Friday, January 11, 2019

FIRST LADY

I learned a lot, reading Michelle Obama's Becoming. I learned, first--being neither of these two myself--something about being a woman and being black. Ms. Obama--I can't bring myself to call her by her first name, which would feel presumptuous; nor by her last alone, which would feel cold--is unsparingly honest and deeply personal in exploring both these fundamental aspects of her life.
I learned, too, something about growing up in modest circumstances on the South Side of Chicago, at a time, to be sure, preceding the tragic, daily gun violence we hear about today, but a time when even middle class black status meant lesser educational opportunity and greater social insecurity. (Curiously--and I thought about this often as I read--I visited the South Side during her early teenage years as I worked on a research project into the life and work of the African American artist Charles White, who was brought up in that area in the 1920s). As Ms. Obama describes it in eloquent and compelling detail, it required the loving, often exacting support of a close family and community, as well as an abundance of grit and determination on her own part, to emerge from that circumstance as she did--an enormously self-confident, accomplished, and compassionate human being.

As for being a woman and being black, she is honest--though without self-pity--about the obstacles she had to face as she navigated her way through her undergraduate days at Princeton and later Harvard Law School, and landed a job at a prestigious Chicago law firm where she first met... well, you know who. The "becoming" in this part of her story is the transition from girl to woman, from the security of a protective African American community to a world where the privileges of white and male most often went unquestioned, where she confronted herself constantly with the question: Am I good enough? She invites us to accompany her through a daunting series of "firsts"--first woman to, first black woman to...--as she works through sometimes agonizing doubts and critical self-appraisal with unfailing and disarming honesty. We feel her inner struggle even as we admire her brilliant success.

As honest with herself as she is with her reader, Ms. Obama leads us through the early stages of a relationship and marriage which are extraordinary only because of the outsize character of its two protagonists. They experience the same illusions and disappointments as the rest of us, the same moments of shared bliss and the same nasty marital disputes. Together, like so many couples in America today, they struggle with their desire for children and the refusal of nature to collaborate without medical intervention. With the eventual joy of motherhood, she confronts the dilemma of so many women who are constrained to make the choice between family and professional prospects. With the growing realization of her husband's political aspirations, she has to find within herself the willingness to make huge sacrifices--career, privacy, family life--in order to accommodate the potential that she sees in him. We find her torn between personal happiness and supporting her husband in the fulfillment of his goals.
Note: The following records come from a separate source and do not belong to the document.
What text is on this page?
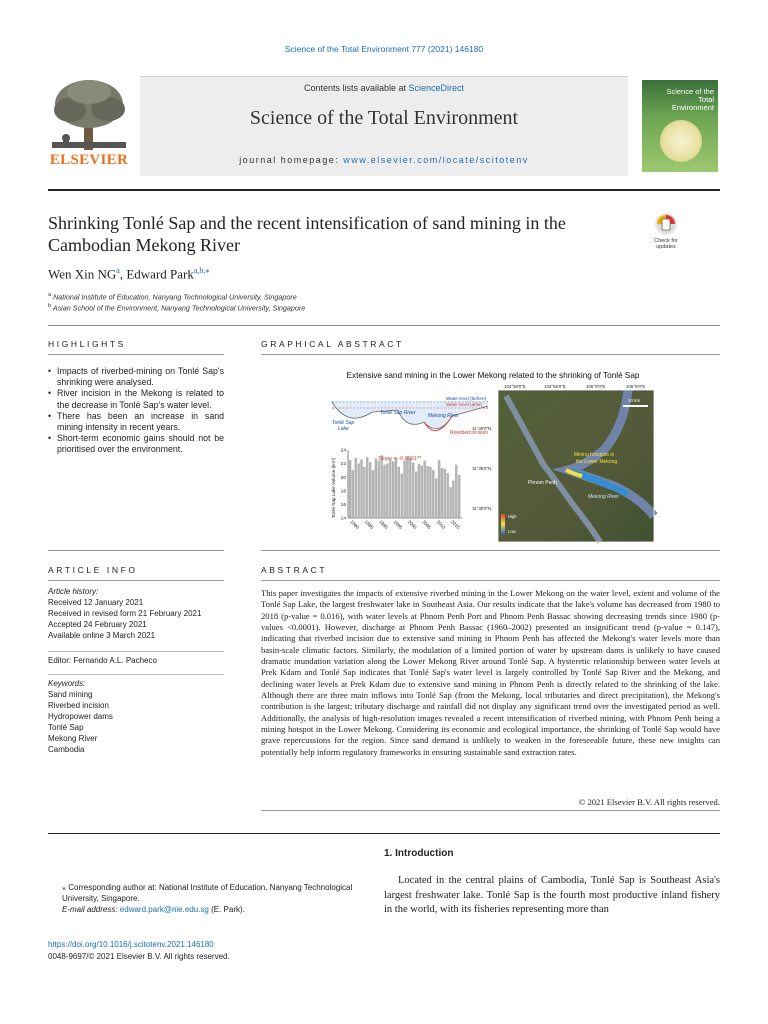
Science of the Total Environment 777 (2021) 146180
ELSEVIER
Contents lists available at ScienceDirect
Science of the Total Environment
journal homepage: www.elsevier.com/locate/scitotenv
Science of the Total Environment
Shrinking Tonlé Sap and the recent intensification of sand mining in the Cambodian Mekong River	Check for updates
Wen Xin $NG^a$, Edward Park$^{a,b,⁎}$
$^a$ National Institute of Education, Nanyang Technological University, Singapore
$^b$ Asian School of the Environment, Nanyang Technological University, Singapore
HIGHLIGHTS	GRAPHICAL ABSTRACT
• Impacts of riverbed-mining on Tonlé Sap's shrinking were analysed.
• River incision in the Mekong is related to the decrease in Tonlé Sap's water level.
• There has been an increase in sand mining intensity in recent years.
• Short-term economic gains should not be prioritised over the environment.
Extensive sand mining in the Lower Mekong related to the shrinking of Tonlé Sap
Tonlé Sap River
Tonlé Sap
Lake
Mekong River
Riverbed incision
Water level (before)
Water level (after)
14
16
18
20
22
24
1980 1985 1990 1995 2000 2005 2010 2015
Slope = -0.0001**
Tonlé Sap Lake Volume (km³)
10 km
Mining hotspots in
the Lower Mekong
Phnom Penh
Mekong River
High
Low
104°50'0"E	104°55'0"E	105°0'0"E	105°5'0"E
11°40'0"N
11°35'0"N
11°30'0"N
ARTICLE INFO	ABSTRACT
Article history:
Received 12 January 2021
Received in revised form 21 February 2021
Accepted 24 February 2021
Available online 3 March 2021
Editor: Fernando A.L. Pacheco
Keywords:
Sand mining
Riverbed incision
Hydropower dams
Tonlé Sap
Mekong River
Cambodia

This paper investigates the impacts of extensive riverbed mining in the Lower Mekong on the water level, extent and volume of the Tonlé Sap Lake, the largest freshwater lake in Southeast Asia. Our results indicate that the lake's volume has decreased from 1980 to 2018 (p-value = 0.016), with water levels at Phnom Penh Port and Phnom Penh Bassac showing decreasing trends since 1980 (p-values <0.0001). However, discharge at Phnom Penh Bassac (1960–2002) presented an insignificant trend (p-value = 0.147), indicating that riverbed incision due to extensive sand mining in Phnom Penh has affected the Mekong's water levels more than basin-scale climatic factors. Similarly, the modulation of a limited portion of water by upstream dams is unlikely to have caused dramatic inundation variation along the Lower Mekong River around Tonlé Sap. A hysteretic relationship between water levels at Prek Kdam and Tonlé Sap indicates that Tonlé Sap's water level is largely controlled by Tonlé Sap River and the Mekong, and declining water levels at Prek Kdam due to extensive sand mining in Phnom Penh is directly related to the shrinking of the lake. Although there are three main inflows into Tonlé Sap (from the Mekong, local tributaries and direct precipitation), the Mekong's contribution is the largest; tributary discharge and rainfall did not display any significant trend over the investigated period as well. Additionally, the analysis of high-resolution images revealed a recent intensification of riverbed mining, with Phnom Penh being a mining hotspot in the Lower Mekong. Considering its economic and ecological importance, the shrinking of Tonlé Sap would have grave repercussions for the region. Since sand demand is unlikely to weaken in the foreseeable future, these new insights can potentially help inform regulatory frameworks in ensuring sustainable sand extraction rates.

© 2021 Elsevier B.V. All rights reserved.
1. Introduction

Located in the central plains of Cambodia, Tonlé Sap is Southeast Asia's largest freshwater lake. Tonlé Sap is the fourth most productive inland fishery in the world, with its fisheries representing more than

⁎ Corresponding author at: National Institute of Education, Nanyang Technological University, Singapore.
E-mail address: edward.park@nie.edu.sg (E. Park).
https://doi.org/10.1016/j.scitotenv.2021.146180
0048-9697/© 2021 Elsevier B.V. All rights reserved.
And finally, once this man has stepped, against all odds, into the highest office to which any politician could aspire, once he moves into the Oval Office and his family into the White House, she invites us to accompany her as she learns to become something else again, adjusting her first obligation as the mother of two growing girls to those of the--first black!--First Lady of the United States. Through her eyes, we catch riveting glimpses into what it means to live in the presidential bubble, surrounded constantly by men with guns and the eyes of the curious, and required to accept both adulation and vilification with equal grace.

Becoming is an eminently readable book by a wholly admirable woman. While its background is of necessity the grand canopy of world history, it remains an intensely personal account of a remarkable journey--a journey that starts in modest origins and ends, provisionally at least, at the peak of fame and power. She leaves the reader wishing her well, and confident that she still has much to contribute to the country that, no matter the personal sacrifice, she has served so well.